Let's ensure that our embeddings table has the right data:

sqlite-utils rag.db "SELECT * FROM embeddings;"

You should see base64 encoded embeddings like this:

[
  {
    "document": "The Last Echo(2024): A forensic memory archaeologist discovers an encrypted memory that leads to a decades-old conspiracy.",
    "embedding": { "$base64": true, "encoded": "+f+aPvwJ67..." }
  }
  ...
]

Querying the database

Now that we have stored our embeddings in the database, we need to find the closest embedding to a given query, like "A movie about a bunch of actors being stuck in their characters".

In order to do this, we have to generate the embeddings for our search query.

QUERY="A movie about a bunch of actors being stuck in their characters"

QUERY_EMBEDDING=$(curl http://localhost:11434/api/embeddings -d "{ \"model\": \"mxbai-embed-large\", \"prompt\": \"$QUERY\" }" | jq '.embedding')

Now, we can do a semantic similarity search to find the closest embedding to our query.

sqlite-utils rag.db "SELECT document,distance FROM embeddings WHERE embedding match '$QUERY_EMBEDDING' ORDER BY distance LIMIT 5;"

This will return the 5 closest documents to our query, along with the distance between the query embedding and the document embedding.

[
  {
    "document": "Final Act(2021): Theater performers become trapped in their roles after the curtain falls.",
    "distance": 14.468597412109375
  },
  {
    "document": "Time Lock(2021): Bank robbers get trapped in a time loop inside a vault.",
    "distance": 16.6357421875
  },
  {
    "document": "The Voice(2024): A voice actor discovers her recordings can alter listeners memories.",
    "distance": 16.638591766357422
  },
  {
    "document": "Echo Chamber(2021): Social media influencers become trapped in a digital reality of their own making.",
    "distance": 16.7578125
  },
  {
    "document": "The Forgotten(2023): A small towns residents start losing their memories in a mysterious pattern.",
    "distance": 17.152050018310547
  }
]

Putting it all together

  • The complete source code for this example is available here.
  • The quality of the results really depends on the embedding model you're using.
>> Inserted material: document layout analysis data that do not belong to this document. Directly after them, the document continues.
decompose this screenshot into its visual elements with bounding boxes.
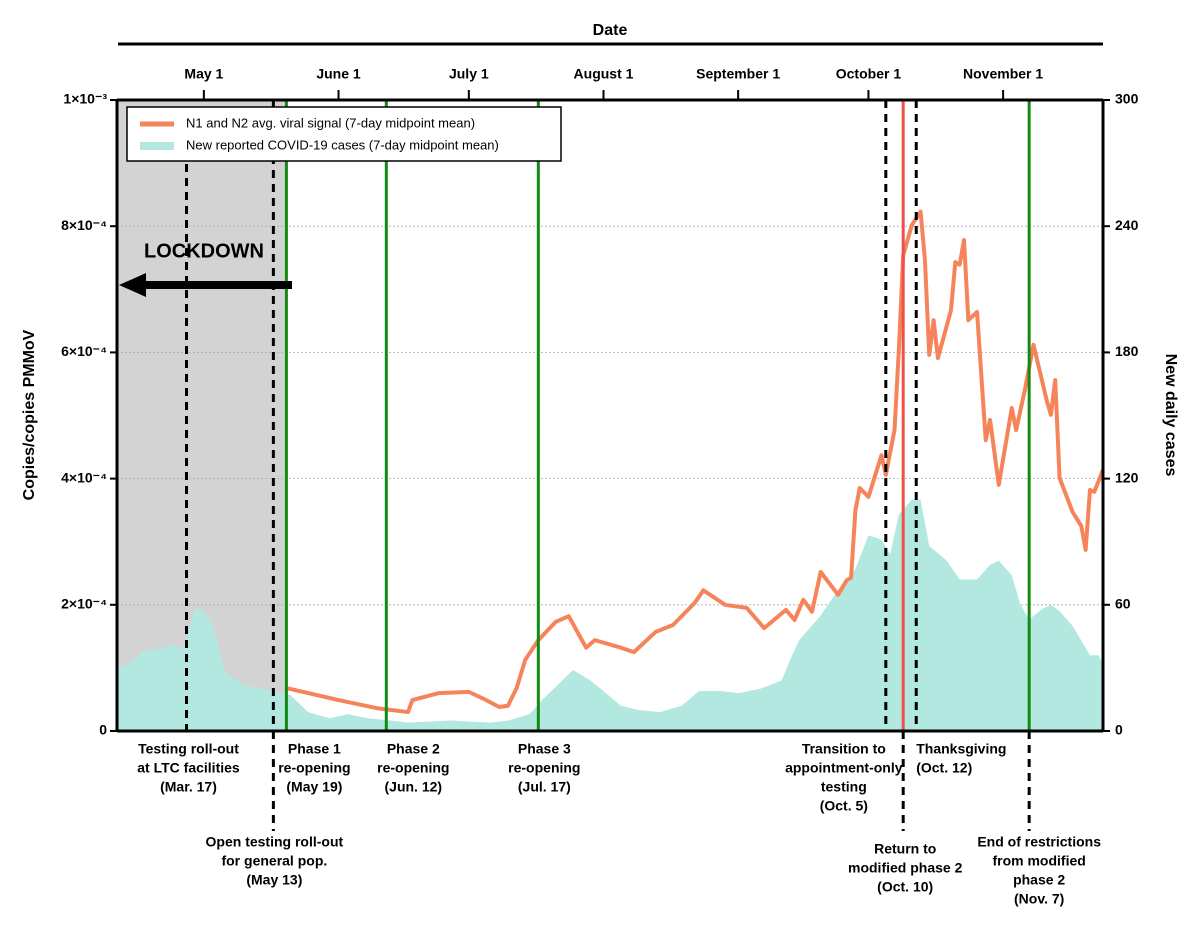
event-label: (May 19) xyxy=(286,779,342,795)
y2-tick-label: 0 xyxy=(1115,722,1123,738)
event-label: (Jun. 12) xyxy=(385,779,443,795)
legend-label: New reported COVID-19 cases (7-day midpo… xyxy=(186,137,499,152)
event-label: Thanksgiving xyxy=(916,741,1006,757)
y2-tick-label: 180 xyxy=(1115,343,1139,359)
event-label: Phase 1 xyxy=(288,741,341,757)
y2-tick-label: 240 xyxy=(1115,217,1139,233)
x-tick-label: June 1 xyxy=(316,66,361,82)
line xyxy=(285,209,1105,715)
event-label: Phase 2 xyxy=(387,741,440,757)
event-label: re-opening xyxy=(508,760,580,776)
event-label: re-opening xyxy=(278,760,350,776)
y2-tick-label: 120 xyxy=(1115,469,1139,485)
event-label: appointment-only xyxy=(785,760,903,776)
legend-label: N1 and N2 avg. viral signal (7-day midpo… xyxy=(186,115,475,130)
event-label: for general pop. xyxy=(221,853,327,869)
event-label: testing xyxy=(821,779,867,795)
legend: N1 and N2 avg. viral signal (7-day midpo… xyxy=(126,106,562,162)
event-label: End of restrictions xyxy=(977,834,1101,850)
y-tick-label: 2×10⁻⁴ xyxy=(61,596,107,612)
event-label: from modified xyxy=(992,853,1085,869)
event-label: (Oct. 12) xyxy=(916,760,972,776)
x-tick-label: May 1 xyxy=(184,66,223,82)
event-label: Return to xyxy=(874,841,936,857)
event-label: phase 2 xyxy=(1013,872,1065,888)
legend-swatch xyxy=(140,142,174,150)
event-label: (Oct. 5) xyxy=(820,798,868,814)
y2-axis-label: New daily cases xyxy=(1162,354,1179,477)
event-label: (Mar. 17) xyxy=(160,779,217,795)
event-label: (Oct. 10) xyxy=(877,879,933,895)
event-label: (Nov. 7) xyxy=(1014,891,1064,907)
event-label: (May 13) xyxy=(246,872,302,888)
region-label: LOCKDOWN xyxy=(144,240,264,262)
legend-box xyxy=(126,106,562,162)
x-tick-label: August 1 xyxy=(574,66,634,82)
event-label: Testing roll-out xyxy=(138,741,239,757)
event-label: Open testing roll-out xyxy=(206,834,344,850)
y2-tick-label: 300 xyxy=(1115,91,1139,107)
event-label: at LTC facilities xyxy=(137,760,240,776)
x-tick-label: July 1 xyxy=(449,66,489,82)
y-tick-label: 4×10⁻⁴ xyxy=(61,469,107,485)
x-tick-label: October 1 xyxy=(836,66,902,82)
area xyxy=(117,499,1103,731)
y2-tick-label: 60 xyxy=(1115,596,1131,612)
x-tick-label: November 1 xyxy=(963,66,1043,82)
event-label: Transition to xyxy=(802,741,886,757)
event-label: modified phase 2 xyxy=(848,860,963,876)
event-label: Phase 3 xyxy=(518,741,571,757)
event-label: re-opening xyxy=(377,760,449,776)
y-tick-label: 0 xyxy=(99,722,107,738)
y-tick-label: 1×10⁻³ xyxy=(63,91,107,107)
x-axis-label: Date xyxy=(593,22,628,39)
lockdown-arrowhead xyxy=(119,273,146,297)
event-label: (Jul. 17) xyxy=(518,779,571,795)
x-tick-label: September 1 xyxy=(696,66,780,82)
y-tick-label: 6×10⁻⁴ xyxy=(61,343,107,359)
y-axis-label: Copies/copies PMMoV xyxy=(21,329,38,500)
y-tick-label: 8×10⁻⁴ xyxy=(61,217,107,233)
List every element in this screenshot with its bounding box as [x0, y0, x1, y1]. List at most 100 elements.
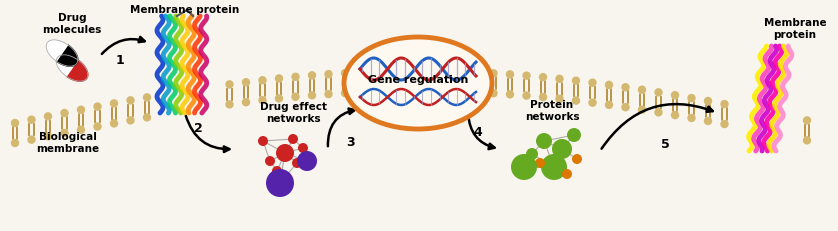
Circle shape [562, 169, 572, 179]
Circle shape [374, 88, 382, 96]
Circle shape [506, 71, 515, 79]
Circle shape [341, 89, 349, 98]
Circle shape [324, 91, 333, 99]
Text: 2: 2 [194, 122, 202, 135]
Circle shape [341, 70, 349, 78]
Circle shape [11, 139, 19, 148]
Text: 1: 1 [116, 53, 124, 66]
Circle shape [489, 90, 498, 98]
Circle shape [127, 117, 135, 125]
Circle shape [242, 79, 251, 87]
Circle shape [288, 134, 298, 144]
Circle shape [572, 97, 580, 105]
Polygon shape [66, 61, 88, 82]
Circle shape [225, 81, 234, 89]
Circle shape [457, 88, 465, 97]
Circle shape [357, 89, 365, 97]
Circle shape [803, 137, 811, 145]
Circle shape [275, 95, 283, 103]
Polygon shape [56, 56, 78, 77]
Circle shape [142, 94, 151, 102]
Circle shape [457, 68, 465, 77]
Circle shape [297, 151, 317, 171]
Circle shape [588, 79, 597, 88]
Text: Protein
networks: Protein networks [525, 100, 579, 122]
Circle shape [654, 109, 663, 117]
Circle shape [621, 84, 629, 92]
Circle shape [225, 101, 234, 109]
Circle shape [621, 103, 629, 112]
Circle shape [526, 148, 538, 160]
Text: 3: 3 [346, 135, 354, 148]
Circle shape [638, 106, 646, 114]
Circle shape [374, 68, 382, 76]
Circle shape [535, 158, 545, 168]
Circle shape [572, 77, 580, 85]
Circle shape [28, 116, 36, 124]
Circle shape [258, 77, 266, 85]
Circle shape [242, 99, 251, 107]
Circle shape [93, 103, 101, 111]
Circle shape [292, 73, 300, 82]
Circle shape [142, 114, 151, 122]
Circle shape [298, 143, 308, 153]
Circle shape [556, 75, 564, 84]
Circle shape [536, 134, 552, 149]
Circle shape [266, 169, 294, 197]
Text: Drug effect
networks: Drug effect networks [260, 102, 327, 123]
Circle shape [391, 88, 399, 96]
Circle shape [506, 91, 515, 99]
Ellipse shape [344, 38, 492, 129]
Circle shape [704, 117, 712, 126]
Circle shape [721, 120, 729, 129]
Circle shape [473, 69, 481, 77]
Circle shape [60, 109, 69, 118]
Polygon shape [46, 41, 68, 62]
Text: Biological
membrane: Biological membrane [36, 131, 100, 153]
Text: Membrane protein: Membrane protein [131, 5, 240, 15]
Circle shape [44, 133, 52, 141]
Circle shape [308, 92, 316, 100]
Circle shape [423, 88, 432, 96]
Circle shape [605, 81, 613, 90]
Circle shape [638, 86, 646, 94]
Circle shape [292, 158, 302, 168]
Circle shape [127, 97, 135, 105]
Circle shape [670, 111, 680, 120]
Circle shape [28, 136, 36, 144]
Circle shape [541, 154, 567, 180]
Circle shape [272, 166, 282, 176]
Circle shape [522, 72, 530, 80]
Circle shape [77, 126, 85, 134]
Circle shape [44, 113, 52, 121]
Circle shape [567, 128, 581, 142]
Circle shape [324, 71, 333, 79]
Circle shape [292, 93, 300, 102]
Circle shape [440, 88, 448, 96]
Circle shape [687, 94, 696, 103]
Circle shape [803, 117, 811, 125]
Circle shape [406, 67, 415, 76]
Circle shape [511, 154, 537, 180]
Circle shape [275, 75, 283, 83]
Circle shape [522, 92, 530, 100]
Circle shape [539, 94, 547, 102]
Circle shape [556, 95, 564, 103]
Circle shape [552, 139, 572, 159]
Circle shape [110, 100, 118, 108]
Circle shape [391, 68, 399, 76]
Circle shape [440, 68, 448, 76]
Circle shape [721, 100, 729, 109]
Circle shape [357, 69, 365, 77]
Text: 5: 5 [660, 137, 670, 150]
Circle shape [60, 129, 69, 138]
Text: Drug
molecules: Drug molecules [42, 13, 101, 35]
Circle shape [539, 74, 547, 82]
Text: Gene regulation: Gene regulation [368, 75, 468, 85]
Circle shape [406, 88, 415, 96]
Polygon shape [56, 46, 78, 67]
Circle shape [258, 97, 266, 105]
Circle shape [423, 67, 432, 76]
Circle shape [588, 99, 597, 107]
Circle shape [670, 91, 680, 100]
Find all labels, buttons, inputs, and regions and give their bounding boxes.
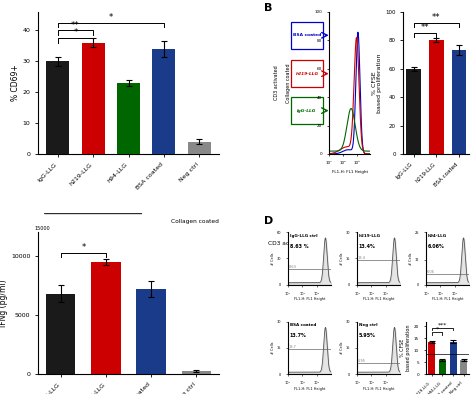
Bar: [406, 69, 421, 154]
Text: Collagen coated: Collagen coated: [171, 219, 219, 224]
Text: 13.4: 13.4: [358, 256, 365, 260]
Text: 8.63: 8.63: [289, 265, 297, 269]
Bar: [46, 61, 69, 154]
Text: h219-LLG: h219-LLG: [359, 234, 381, 238]
Text: Neg ctrl: Neg ctrl: [359, 323, 377, 327]
X-axis label: FL1-H: FL1 Height: FL1-H: FL1 Height: [294, 387, 325, 390]
Y-axis label: # Cells: # Cells: [271, 252, 275, 265]
Y-axis label: # Cells: # Cells: [340, 252, 344, 265]
Text: 13.7%: 13.7%: [290, 333, 307, 338]
Text: 5.95: 5.95: [358, 359, 365, 363]
X-axis label: FL1-H: FL1 Height: FL1-H: FL1 Height: [294, 297, 325, 301]
Text: BSA coated: BSA coated: [290, 323, 316, 327]
Text: 13.4%: 13.4%: [359, 244, 376, 249]
Text: **: **: [432, 13, 440, 22]
Bar: [117, 83, 140, 154]
Y-axis label: # Cells: # Cells: [409, 252, 413, 265]
Text: *: *: [73, 28, 78, 37]
Text: CD3 activated: CD3 activated: [268, 241, 310, 246]
Bar: [153, 49, 175, 154]
Bar: [82, 43, 105, 154]
Text: **: **: [71, 21, 80, 30]
Y-axis label: % CFSE
based proliferation: % CFSE based proliferation: [401, 325, 411, 371]
Text: Collagen coated: Collagen coated: [285, 63, 291, 103]
Text: ***: ***: [438, 322, 447, 327]
Text: B: B: [264, 3, 273, 13]
Y-axis label: % CD69+: % CD69+: [10, 65, 19, 101]
Bar: [188, 141, 211, 154]
Bar: [460, 360, 467, 374]
Text: IgG-LLG ctrl: IgG-LLG ctrl: [290, 234, 318, 238]
Text: *: *: [109, 13, 113, 22]
Text: IgG-LLG: IgG-LLG: [297, 109, 317, 113]
Text: 5.95%: 5.95%: [359, 333, 376, 338]
Y-axis label: # Cells: # Cells: [340, 342, 344, 354]
Text: h94-LLG: h94-LLG: [428, 234, 447, 238]
Text: 15000: 15000: [34, 226, 50, 231]
X-axis label: FL1-H: FL1 Height: FL1-H: FL1 Height: [363, 297, 394, 301]
Text: *: *: [436, 327, 438, 332]
Text: *: *: [81, 243, 85, 252]
Text: CD3 activated: CD3 activated: [273, 65, 279, 100]
Bar: [46, 294, 75, 374]
Bar: [452, 50, 466, 154]
Text: 6.06%: 6.06%: [428, 244, 445, 249]
Text: BSA coated: BSA coated: [293, 33, 321, 37]
Bar: [439, 360, 446, 374]
Y-axis label: % CFSE
based proliferation: % CFSE based proliferation: [372, 53, 383, 113]
FancyBboxPatch shape: [291, 97, 323, 124]
Bar: [449, 342, 456, 374]
Text: 13.7: 13.7: [289, 345, 297, 349]
Bar: [429, 40, 444, 154]
X-axis label: FL1-H: FL1 Height: FL1-H: FL1 Height: [363, 387, 394, 390]
Y-axis label: IFNg (pg/ml): IFNg (pg/ml): [0, 279, 8, 327]
Text: 6.06: 6.06: [427, 269, 435, 273]
Bar: [137, 289, 166, 374]
Text: h219-LLG: h219-LLG: [295, 72, 319, 76]
Text: 8.63 %: 8.63 %: [290, 244, 309, 249]
Y-axis label: # Cells: # Cells: [271, 342, 275, 354]
Text: **: **: [421, 23, 429, 32]
X-axis label: FL1-H: FL1 Height: FL1-H: FL1 Height: [432, 297, 464, 301]
Bar: [182, 371, 211, 374]
FancyBboxPatch shape: [291, 60, 323, 87]
Bar: [91, 262, 121, 374]
Bar: [428, 342, 435, 374]
FancyBboxPatch shape: [291, 22, 323, 49]
Text: D: D: [264, 216, 273, 227]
A lot of foundation models are available as hosted APIs from OpenAI, Bedro, Google, etc that may work better for your use case. Each embedding model will have its own embedding size, which is the dimension of the vector space that it's embedding our documents into. The mxbai-embed-large model we used has a vector size of 1024.
  • At the time of writing, the sqlite-vec extension is still in beta, so there may be some instability with the extension. Internally at inferable, we use pgvector with postgres, which does the same thing, but for postgres.